Aiming to provide regular power to farmers through agricultural feeders, the Maharashtra government has issued a tender inviting bids for 2 MW-10 MW capacity solar projects totalling 1,000 MW under the Mukhyamantri Saur Krushi Vahini Yojana . Although termed a good initiative that would boost agricultural output, the decision to fix ceiling tariff at Rs 3.30/unit under the scheme has seen questions being raised about its viability. May 22nd is the last date for submission of technical and financial bids which would be opened the next day. The Maharashtra State Electricity Distribution Corporation Ltd (MSEDCL) is the nodal agency for the project. The ground-mounted solar projects would be set up in 218 talukas of 20 districts, with MSEDCL signing power purchase agreements (PPAs) with the winning bidders for a period of 25 years.
Feeder separation allows supply of electricity to agricultural and non-agricultural consumers through dedicated feeders. States like Gujarat and Andhra Pradesh have already separated agri feeders from non-agri feeders. The Maharashtra government’s solar agri feeder scheme would allow the power produced to be supplied to the grid and used locally for agricultural purposes. This would reduce distribution losses as well. Prashant Khankhoje, director, Global Energy Pvt Ltd, an energy portfolio management firm, says while a lot of small developers with barren land in rural areas are interested in bidding, they face the issue of finding investors to fund the projects. On average, a MW of solar power would require 4 acres of land at a cost of Rs 1.5-2 lakh an acre. As the cost of setting up a MW of solar power is Rs 4-4.5 crore, a developer for a 2-MW project would need at least Rs 9 crore. Interest in the project has been evinced from places like Beed, Solapur, Akola, and Jalgaon, besides others with barren land that can be used for setting up ground- mounted solar projects.
“The viability of the project will depend on the total project cost and the finance cost. Given the current cost of project and the ceiling tariff fixed by MSEDCL at Rs 3.30 per unit, investors and developers will have to think twice before investing. Given the longer break-even period of 8-9 years, a change in terms is needed to make the projects viable. We expect bids for at least a few hundred MWs to come up in this round of bidding; 1,000 MW requires at least Rs 4,000 crore, which would be difficult to raise,” Khankhoje holds. One reason for the high project cost is the GST on EPC, which has been hiked to 18% under composite works contract from 5% charged earlier. The industry thinks the project cost could be lowered if suppliers are charged at 5% even as the erection of inverters and panels and the labour work invite a rate of 18%.

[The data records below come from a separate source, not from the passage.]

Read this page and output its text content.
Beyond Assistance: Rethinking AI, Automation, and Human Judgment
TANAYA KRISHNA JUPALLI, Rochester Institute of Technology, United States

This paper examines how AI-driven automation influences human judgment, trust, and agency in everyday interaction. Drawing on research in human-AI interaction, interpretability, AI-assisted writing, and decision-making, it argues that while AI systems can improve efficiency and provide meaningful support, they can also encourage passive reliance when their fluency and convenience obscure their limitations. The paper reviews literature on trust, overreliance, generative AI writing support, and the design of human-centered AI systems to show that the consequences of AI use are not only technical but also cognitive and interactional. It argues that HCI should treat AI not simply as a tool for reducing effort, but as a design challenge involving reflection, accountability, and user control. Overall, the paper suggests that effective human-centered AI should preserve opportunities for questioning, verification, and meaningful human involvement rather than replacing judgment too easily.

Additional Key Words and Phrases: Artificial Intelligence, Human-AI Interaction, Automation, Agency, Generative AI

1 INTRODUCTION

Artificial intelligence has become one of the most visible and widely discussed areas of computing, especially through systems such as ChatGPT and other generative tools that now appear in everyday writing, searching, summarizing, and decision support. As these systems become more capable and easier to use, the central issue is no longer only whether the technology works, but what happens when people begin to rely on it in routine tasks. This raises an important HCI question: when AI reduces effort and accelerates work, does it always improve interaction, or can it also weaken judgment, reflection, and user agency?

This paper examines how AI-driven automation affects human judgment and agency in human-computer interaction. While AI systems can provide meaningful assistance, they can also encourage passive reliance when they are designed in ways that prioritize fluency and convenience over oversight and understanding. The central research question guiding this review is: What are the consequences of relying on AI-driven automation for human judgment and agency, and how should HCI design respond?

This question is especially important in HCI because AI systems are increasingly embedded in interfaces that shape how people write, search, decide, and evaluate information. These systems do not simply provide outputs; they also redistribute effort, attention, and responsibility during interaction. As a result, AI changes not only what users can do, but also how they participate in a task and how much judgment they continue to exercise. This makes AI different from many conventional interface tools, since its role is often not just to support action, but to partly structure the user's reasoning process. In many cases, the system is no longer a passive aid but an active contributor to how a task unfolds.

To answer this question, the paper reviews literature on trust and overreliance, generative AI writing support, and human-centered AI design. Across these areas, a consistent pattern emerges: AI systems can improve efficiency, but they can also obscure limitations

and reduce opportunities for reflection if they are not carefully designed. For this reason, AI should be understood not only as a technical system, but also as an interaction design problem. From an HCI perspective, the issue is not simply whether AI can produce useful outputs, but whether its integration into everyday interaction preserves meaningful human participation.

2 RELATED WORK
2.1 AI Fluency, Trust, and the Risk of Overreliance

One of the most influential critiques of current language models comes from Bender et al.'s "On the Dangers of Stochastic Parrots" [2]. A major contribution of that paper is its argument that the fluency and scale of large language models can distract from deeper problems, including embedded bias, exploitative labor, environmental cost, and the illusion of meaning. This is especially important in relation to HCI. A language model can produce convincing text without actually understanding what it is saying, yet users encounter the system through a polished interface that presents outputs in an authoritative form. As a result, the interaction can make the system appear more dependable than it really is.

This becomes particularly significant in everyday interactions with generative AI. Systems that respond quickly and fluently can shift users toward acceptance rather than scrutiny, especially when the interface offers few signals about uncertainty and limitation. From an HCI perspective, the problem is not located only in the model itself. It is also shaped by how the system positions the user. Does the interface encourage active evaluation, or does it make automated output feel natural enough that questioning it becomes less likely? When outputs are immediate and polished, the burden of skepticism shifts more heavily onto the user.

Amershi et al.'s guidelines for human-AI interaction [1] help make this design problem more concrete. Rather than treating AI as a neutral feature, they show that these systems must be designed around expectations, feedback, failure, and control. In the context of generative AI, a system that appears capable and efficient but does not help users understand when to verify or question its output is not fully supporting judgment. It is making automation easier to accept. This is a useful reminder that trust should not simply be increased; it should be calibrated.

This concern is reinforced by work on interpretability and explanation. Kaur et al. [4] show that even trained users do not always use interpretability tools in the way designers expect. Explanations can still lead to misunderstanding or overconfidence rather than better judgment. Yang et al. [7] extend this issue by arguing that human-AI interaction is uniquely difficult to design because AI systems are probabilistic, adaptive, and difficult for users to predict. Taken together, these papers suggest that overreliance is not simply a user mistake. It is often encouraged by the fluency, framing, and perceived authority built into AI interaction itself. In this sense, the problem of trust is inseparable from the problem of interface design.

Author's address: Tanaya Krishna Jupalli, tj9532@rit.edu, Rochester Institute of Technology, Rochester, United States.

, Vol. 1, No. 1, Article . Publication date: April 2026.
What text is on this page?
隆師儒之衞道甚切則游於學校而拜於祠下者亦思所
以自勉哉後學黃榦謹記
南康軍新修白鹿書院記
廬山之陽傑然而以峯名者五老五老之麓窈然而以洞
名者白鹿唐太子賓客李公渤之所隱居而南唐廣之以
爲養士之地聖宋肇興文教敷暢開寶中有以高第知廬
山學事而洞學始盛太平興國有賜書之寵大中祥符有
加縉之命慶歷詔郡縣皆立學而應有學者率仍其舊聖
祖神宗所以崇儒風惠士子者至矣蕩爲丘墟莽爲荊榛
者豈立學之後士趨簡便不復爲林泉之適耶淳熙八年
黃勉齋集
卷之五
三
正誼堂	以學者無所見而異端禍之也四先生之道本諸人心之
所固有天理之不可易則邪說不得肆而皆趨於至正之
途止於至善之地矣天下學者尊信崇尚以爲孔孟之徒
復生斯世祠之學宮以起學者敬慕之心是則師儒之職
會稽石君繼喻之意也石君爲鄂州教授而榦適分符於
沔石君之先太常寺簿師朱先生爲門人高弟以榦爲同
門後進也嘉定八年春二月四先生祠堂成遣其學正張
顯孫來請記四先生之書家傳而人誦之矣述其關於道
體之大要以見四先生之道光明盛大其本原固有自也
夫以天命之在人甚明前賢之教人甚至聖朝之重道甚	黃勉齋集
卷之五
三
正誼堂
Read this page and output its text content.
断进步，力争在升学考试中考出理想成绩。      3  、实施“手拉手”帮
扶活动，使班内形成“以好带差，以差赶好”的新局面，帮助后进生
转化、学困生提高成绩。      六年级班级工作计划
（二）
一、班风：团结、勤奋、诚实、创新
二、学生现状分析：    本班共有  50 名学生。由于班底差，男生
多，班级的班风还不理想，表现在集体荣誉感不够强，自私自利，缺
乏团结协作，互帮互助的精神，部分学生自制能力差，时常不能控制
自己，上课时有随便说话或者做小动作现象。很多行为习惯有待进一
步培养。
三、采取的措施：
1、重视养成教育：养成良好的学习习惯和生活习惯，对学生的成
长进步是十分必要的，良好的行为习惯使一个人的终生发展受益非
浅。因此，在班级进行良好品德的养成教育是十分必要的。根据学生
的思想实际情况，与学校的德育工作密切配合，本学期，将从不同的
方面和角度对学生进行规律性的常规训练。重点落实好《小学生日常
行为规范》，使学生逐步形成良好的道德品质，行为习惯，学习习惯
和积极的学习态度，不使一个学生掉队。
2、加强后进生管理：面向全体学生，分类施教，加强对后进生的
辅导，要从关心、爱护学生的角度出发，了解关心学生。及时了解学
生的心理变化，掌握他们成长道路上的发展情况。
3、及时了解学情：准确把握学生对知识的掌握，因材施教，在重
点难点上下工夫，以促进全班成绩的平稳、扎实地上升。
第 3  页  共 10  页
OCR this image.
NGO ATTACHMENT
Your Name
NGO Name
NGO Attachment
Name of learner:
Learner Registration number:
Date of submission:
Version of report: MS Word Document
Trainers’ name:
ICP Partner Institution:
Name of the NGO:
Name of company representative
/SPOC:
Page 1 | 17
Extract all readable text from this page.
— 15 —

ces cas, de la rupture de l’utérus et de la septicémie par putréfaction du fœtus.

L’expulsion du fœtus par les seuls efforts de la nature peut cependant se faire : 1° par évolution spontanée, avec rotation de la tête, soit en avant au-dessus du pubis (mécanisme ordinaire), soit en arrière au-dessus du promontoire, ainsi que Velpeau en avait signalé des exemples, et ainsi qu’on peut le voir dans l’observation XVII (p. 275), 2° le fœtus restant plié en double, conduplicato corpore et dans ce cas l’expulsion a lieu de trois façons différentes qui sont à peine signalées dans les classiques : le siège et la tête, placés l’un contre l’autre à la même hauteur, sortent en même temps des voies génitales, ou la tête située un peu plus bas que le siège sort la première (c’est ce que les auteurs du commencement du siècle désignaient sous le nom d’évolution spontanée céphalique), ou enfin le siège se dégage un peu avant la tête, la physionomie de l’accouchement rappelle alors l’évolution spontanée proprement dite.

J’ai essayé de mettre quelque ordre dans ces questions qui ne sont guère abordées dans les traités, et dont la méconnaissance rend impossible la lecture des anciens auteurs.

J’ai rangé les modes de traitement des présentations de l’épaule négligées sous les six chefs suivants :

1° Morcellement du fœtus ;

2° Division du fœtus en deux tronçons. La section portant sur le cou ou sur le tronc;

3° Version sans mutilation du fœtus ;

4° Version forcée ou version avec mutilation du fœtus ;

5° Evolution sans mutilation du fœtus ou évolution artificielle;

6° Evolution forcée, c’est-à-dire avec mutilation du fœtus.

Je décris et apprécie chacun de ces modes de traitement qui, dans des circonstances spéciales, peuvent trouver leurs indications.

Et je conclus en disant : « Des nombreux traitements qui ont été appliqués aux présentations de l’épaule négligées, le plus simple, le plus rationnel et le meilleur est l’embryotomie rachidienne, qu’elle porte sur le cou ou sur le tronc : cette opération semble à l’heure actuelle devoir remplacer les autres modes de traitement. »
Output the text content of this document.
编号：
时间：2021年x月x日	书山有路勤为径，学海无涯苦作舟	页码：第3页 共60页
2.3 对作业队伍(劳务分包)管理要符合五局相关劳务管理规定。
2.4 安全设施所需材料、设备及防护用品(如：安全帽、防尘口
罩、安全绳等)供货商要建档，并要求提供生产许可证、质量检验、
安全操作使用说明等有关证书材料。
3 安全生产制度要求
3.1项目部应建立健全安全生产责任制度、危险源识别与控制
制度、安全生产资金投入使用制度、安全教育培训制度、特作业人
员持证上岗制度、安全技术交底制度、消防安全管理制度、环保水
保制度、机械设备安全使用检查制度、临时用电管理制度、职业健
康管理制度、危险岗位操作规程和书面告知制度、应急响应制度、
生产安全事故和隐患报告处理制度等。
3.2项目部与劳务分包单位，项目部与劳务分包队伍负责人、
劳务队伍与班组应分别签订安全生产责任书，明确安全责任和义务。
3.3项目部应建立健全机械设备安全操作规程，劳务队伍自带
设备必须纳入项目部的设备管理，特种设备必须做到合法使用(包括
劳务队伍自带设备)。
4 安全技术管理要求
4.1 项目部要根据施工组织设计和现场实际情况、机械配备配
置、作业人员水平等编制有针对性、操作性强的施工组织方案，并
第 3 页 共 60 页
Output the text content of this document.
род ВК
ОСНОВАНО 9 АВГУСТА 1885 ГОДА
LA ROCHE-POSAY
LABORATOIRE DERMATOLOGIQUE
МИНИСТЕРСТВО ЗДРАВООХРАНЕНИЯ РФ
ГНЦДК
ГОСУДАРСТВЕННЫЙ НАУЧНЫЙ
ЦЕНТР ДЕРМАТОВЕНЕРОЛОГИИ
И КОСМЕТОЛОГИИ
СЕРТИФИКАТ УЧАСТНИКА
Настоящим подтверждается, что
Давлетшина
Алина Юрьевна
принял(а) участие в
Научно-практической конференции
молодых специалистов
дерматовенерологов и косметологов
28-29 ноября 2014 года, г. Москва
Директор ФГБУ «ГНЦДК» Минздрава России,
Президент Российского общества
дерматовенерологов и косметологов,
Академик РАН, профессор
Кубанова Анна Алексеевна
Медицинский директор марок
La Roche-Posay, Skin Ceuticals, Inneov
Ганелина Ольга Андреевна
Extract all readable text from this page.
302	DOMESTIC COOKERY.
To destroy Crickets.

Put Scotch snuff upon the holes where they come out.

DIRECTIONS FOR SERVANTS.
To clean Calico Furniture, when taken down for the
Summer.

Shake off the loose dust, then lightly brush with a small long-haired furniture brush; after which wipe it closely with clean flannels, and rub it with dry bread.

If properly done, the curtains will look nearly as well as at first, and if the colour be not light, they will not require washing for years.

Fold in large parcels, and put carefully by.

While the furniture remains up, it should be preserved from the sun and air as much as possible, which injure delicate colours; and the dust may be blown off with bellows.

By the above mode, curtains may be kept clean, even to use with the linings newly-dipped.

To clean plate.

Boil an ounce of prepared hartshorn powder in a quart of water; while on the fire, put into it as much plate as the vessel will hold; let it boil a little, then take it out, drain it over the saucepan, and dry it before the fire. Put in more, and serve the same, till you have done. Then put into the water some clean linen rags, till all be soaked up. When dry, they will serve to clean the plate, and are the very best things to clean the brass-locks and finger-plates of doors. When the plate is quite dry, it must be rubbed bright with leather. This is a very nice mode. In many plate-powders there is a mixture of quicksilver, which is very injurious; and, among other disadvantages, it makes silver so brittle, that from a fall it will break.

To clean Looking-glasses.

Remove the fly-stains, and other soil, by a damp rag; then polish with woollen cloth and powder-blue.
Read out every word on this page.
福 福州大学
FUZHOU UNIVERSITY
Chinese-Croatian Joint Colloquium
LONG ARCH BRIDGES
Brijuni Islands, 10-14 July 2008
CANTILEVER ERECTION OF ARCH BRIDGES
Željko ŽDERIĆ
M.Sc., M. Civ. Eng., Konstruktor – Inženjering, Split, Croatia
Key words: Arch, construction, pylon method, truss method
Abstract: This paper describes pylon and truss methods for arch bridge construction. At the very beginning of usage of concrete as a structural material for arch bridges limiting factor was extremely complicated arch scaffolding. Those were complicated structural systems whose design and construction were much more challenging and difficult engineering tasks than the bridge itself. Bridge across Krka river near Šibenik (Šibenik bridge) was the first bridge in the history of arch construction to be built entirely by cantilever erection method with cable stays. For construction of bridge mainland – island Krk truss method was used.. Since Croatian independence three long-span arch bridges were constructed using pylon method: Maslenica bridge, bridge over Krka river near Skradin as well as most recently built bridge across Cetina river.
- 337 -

Developers also want the MSEDCL to take care of project and grid connectivity approval, besides the metering arrangement. A Mumbai-based analyst says the ceiling tariff of Rs 3.3/unit seems unviable for investors as the return on investment will not be more than 10%. While the projects’ break-even period is 8-9 years, depreciation, maintenance and repair work would start from the fifth year itself, he points out.